My family was looking forward many years ago to fishing in the lake and playing ball in the fields but now they are all grown except for our 16 yr old grandson. I took pictures of the latest dust storm at the park wearing a mask. You could barely see the water truck out in the field of dirt. Hopefully the lake will be next and the ball fields so kids can enjoy the park before they are grown. Hopefully I will still be alive to see it.
Thanks again Joyce
Thank you Joyce for being a voice for the rest of us. My wife and I bought at Missouri Ranch during the grand opening of the subdivision, and a large part of that decision was based on the prospect of Heroes Park. That was in 2002. Since then we have started a family and my kids are now ages 10,11,12 and 13. As Heroes Park is still being slowly pieced together, my family and I drive to Peoria’s Pioneer Park to enjoy the amenities and recreational offerings available in that location. I can’t tell you how extremely disappointed I am to have bought in South Glendale. After weathering the Great Recession with the City of Glendale, I now see West Gate beginning to flourish, which amounts to tax dollars, that are being directed to other parts of the City of Glendale. It’s not that we feel like south Glendale is the stepchild…it IS the fact that we ARE the stepchild. Currently, my wife and I are considering a move to NW Peoria or Anthem, where our family will have some recreational infrastructure instead of large expanses of dirt fields to remind us of a promise never kept by the City of Glendale. Again, thank you Joyce for being a voice for us.
Frustrated,
Tony Long
Wow Joyce, you sure hit a nerve! In your piece above, you mentioned a lot of spending and various cities, but, forgot our next door neighbor Peoria…it also drives me nuts how they can complete two beautiful park complexes and announce a third in less than 20 yrs and we are still looking at dirt at Heroe’s Park with no end in sight from the current council.
It also bothers me when I hear Foothills Rec and Aquatic Center has a lazy river ….as opposed to O’Neil Park, which doesn’t even have a pool much less a lazy river!
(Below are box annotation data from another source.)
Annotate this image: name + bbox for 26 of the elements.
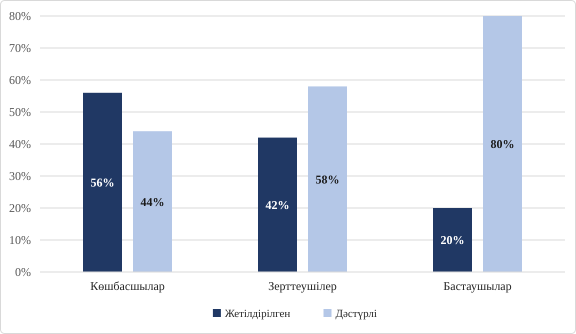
legend-label: Жетілдірілген (224, 308, 290, 320)
y-tick-label: 20% (9, 201, 31, 216)
data-label: 56% (90, 176, 114, 190)
x-tick-label: Көшбасшылар (90, 279, 165, 293)
bar (433, 208, 472, 272)
bar (483, 16, 522, 272)
bar (258, 138, 297, 272)
data-label: 58% (316, 172, 340, 186)
bar (308, 86, 347, 272)
y-tick-label: 30% (9, 169, 31, 184)
y-tick-label: 70% (9, 41, 31, 56)
bar (133, 131, 172, 272)
y-tick-label: 60% (9, 73, 31, 88)
legend-label: Дәстүрлі (336, 308, 377, 320)
data-label: 20% (440, 233, 464, 248)
y-tick-label: 40% (9, 137, 31, 152)
y-tick-label: 10% (9, 233, 31, 248)
x-tick-label: Бастаушылар (443, 279, 512, 293)
y-tick-label: 80% (9, 9, 31, 24)
y-tick-label: 50% (9, 105, 31, 120)
bar (83, 92, 122, 272)
data-label: 80% (490, 137, 514, 152)
data-label: 44% (140, 194, 164, 209)
y-tick-label: 0% (15, 265, 31, 280)
x-tick-label: Зерттеушілер (268, 279, 337, 293)
data-label: 42% (266, 198, 290, 212)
Really….a lazy river ….hard to understand Council’s thought process at the time to build an amenity like that in a location far from the vast majority of Glendale residents. That thing should be dismantled and rebuilt in the O’Neil Park area where it’s drastically needed for the kids in that area. I would imagine a great percentage of homes in the Arrowhead area already have pools and loss of the lazy river wouldn’t be a huge imposition.
At some point I would hope our City debt and promises made to the Cardinals will soon be filled. Over the past couple years I am aware the City of Glendale has invested in excess of $40 million dollars in land and asphalt for parking lots to benefit University of Phoenix Stadium and the Cardinals. Monies that could have gone towards completion of Heroe’s Park, but didn’t!
The park issue has become tiring. Not sure why and who in the City of Glendale is against completion. It can’t be because park facilities aren’t used enough. Existing amenities at Heroe’s Park are well used most nights and weekends indicating the need for more. I personally have been through a couple of city studies that recommend construction of the park. Definitely don’t need to waste anymore City money on studies. What I do know is without you and your efforts there will be no park as there is no one in this City that will care or push the issue. History has shown that.